Lothar Meckert, Fred Coschurba, Dieter Bohnet und Wolfgang Drexler (von links) tüfteln Foto: Roberto Bulgrin - Roberto Bulgrin

Der Esslinger Norden bietet gute Einkaufsmöglichkeiten, doch für Menschen mit eingeschränkter Mobilität ist es oft schwer, sie zu nutzen. Deshalb möchte der Förderverein Nord nun einen Bürgerbus etablieren. Zunächst ist eine halbjährige Probephase geplant.

EsslingenDer Norden zählt zu den attraktiven Wohnlagen in Esslingen. Wer mobil ist, findet im näheren Umfeld wichtige Einkaufsmöglichkeiten, die Anbindung an das Stadtzentrum ist gut. Schwieriger wird es oft für ältere und gehbehinderte Menschen. Zwar führen mehrere Buslinien durch den Stadtteil, doch die sind auf den Hauptverkehrsachsen unterwegs – der Weg zu den Haltestellen ist für viele weit. Deshalb denkt man im Stadtteil schon länger über einen zusätzlichen Binnenverkehr nach. Der Bürgerausschuss und die Werbegemeinschaft Vielfalt in Hohenkreuz hatten diesen Gedanken vor Jahren schon verfolgt – nun hat sich der Förderverein Nord der Sache angenommen. Und er ist schon ziemlich weit gekommen: Die Experten des Landesverbands Pro Bürgerbus haben die Situation vor Ort untersucht und sehen klaren Bedarf für einen Bürgerbus im Esslinger Norden. Nun will der Förderverein mit der Realisierung Ernst machen. Zunächst ist ein halbjähriger Probebetrieb im Gespräch.

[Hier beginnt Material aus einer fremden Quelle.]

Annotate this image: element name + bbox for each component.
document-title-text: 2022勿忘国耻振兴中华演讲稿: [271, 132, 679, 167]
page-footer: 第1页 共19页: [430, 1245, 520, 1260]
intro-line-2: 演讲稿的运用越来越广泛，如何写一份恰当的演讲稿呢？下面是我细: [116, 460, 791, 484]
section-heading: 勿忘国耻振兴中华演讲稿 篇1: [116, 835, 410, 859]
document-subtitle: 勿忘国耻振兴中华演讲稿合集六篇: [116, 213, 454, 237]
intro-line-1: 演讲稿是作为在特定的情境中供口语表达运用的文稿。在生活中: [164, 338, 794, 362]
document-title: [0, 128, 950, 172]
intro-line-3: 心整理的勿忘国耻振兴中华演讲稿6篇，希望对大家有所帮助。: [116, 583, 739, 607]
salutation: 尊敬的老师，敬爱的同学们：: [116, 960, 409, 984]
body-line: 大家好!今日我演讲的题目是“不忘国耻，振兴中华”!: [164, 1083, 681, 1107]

Der Weg zur Haltestelle ist oft weit

„Wenn man sich die aktuellen Buslinien anschaut, sind weite Teile von Serach, Hohenkreuz und den Bärenwiesen durch den öffentlichen Nahverkehr nicht richtig erschlossen“, moniert Wolfgang Drexler, der Vorsitzende des Fördervereins Nord. „Es gibt viele Menschen, die nicht mehr Auto fahren können oder wollen. Was nützt die beste Infrastruktur, wenn man sie wegen der Entfernung zur Haltestelle und der erheblichen Höhenunterschiede nicht nutzen kann?“ Und Drexlers Vorstandskollege Fred Coschurba ergänzt: „Gerade in Hohenkreuz sind die Einkaufsmöglichkeiten sehr gut. Man muss die gefüllte Tasche aber nach Hause tragen können. Für viele ist der Weg zum Einkaufen, zum Arzt, in die Kirche oder auf den Friedhof schlichtweg zu weit.“ Deshalb hat der Förderverein Nord wie vor ihm der Bürgerausschuss im Rathaus angeklopft und gefragt, ob der Städtische Verkehrsbetrieb sein Angebot erweitern könnte. „Doch dort hat man abgewunken, weil die Busse für kleinere Straßen zu groß sind“, erzählt Coschurba. Und Drexler sagt: „Die Stadt hat auf uns verwiesen – so sind wir zu diesem Thema gekommen. Und der Bürgerausschuss hat auch nichts dagegen, wenn wir uns darum kümmern.“

Mit einer Umfrage wollten Wolfgang Drexler und seine Mitstreiter zunächst den konkreten Bedarf erkunden. Dass sich bereits mehr als 40 Interessenten gemeldet haben, ist für den Förderverein ein erstes Signal. „Demnächst wollen wir zu einer Infoveranstaltung einladen und konkreter nachfragen“, verspricht der Vorsitzende. Coschurba hat die Adressen der bisherigen Interessenten schon mal auf einem Stadtplan eingetragen und festgestellt: „Bedarf gibt es quer durch den Stadtteil.“ Der nächste Schritt ist für Wolfgang Drexler klar: „Zunächst planen wir einen halbjährigen Versuch mit einem Bürgerbus an zwei Tagen in der Woche. Danach werden wir konkret wissen, wie groß das Interesse wirklich ist.“ Geplant ist eine Route mit 13 Haltestellen – eine Tour soll etwa 45 Minuten dauern.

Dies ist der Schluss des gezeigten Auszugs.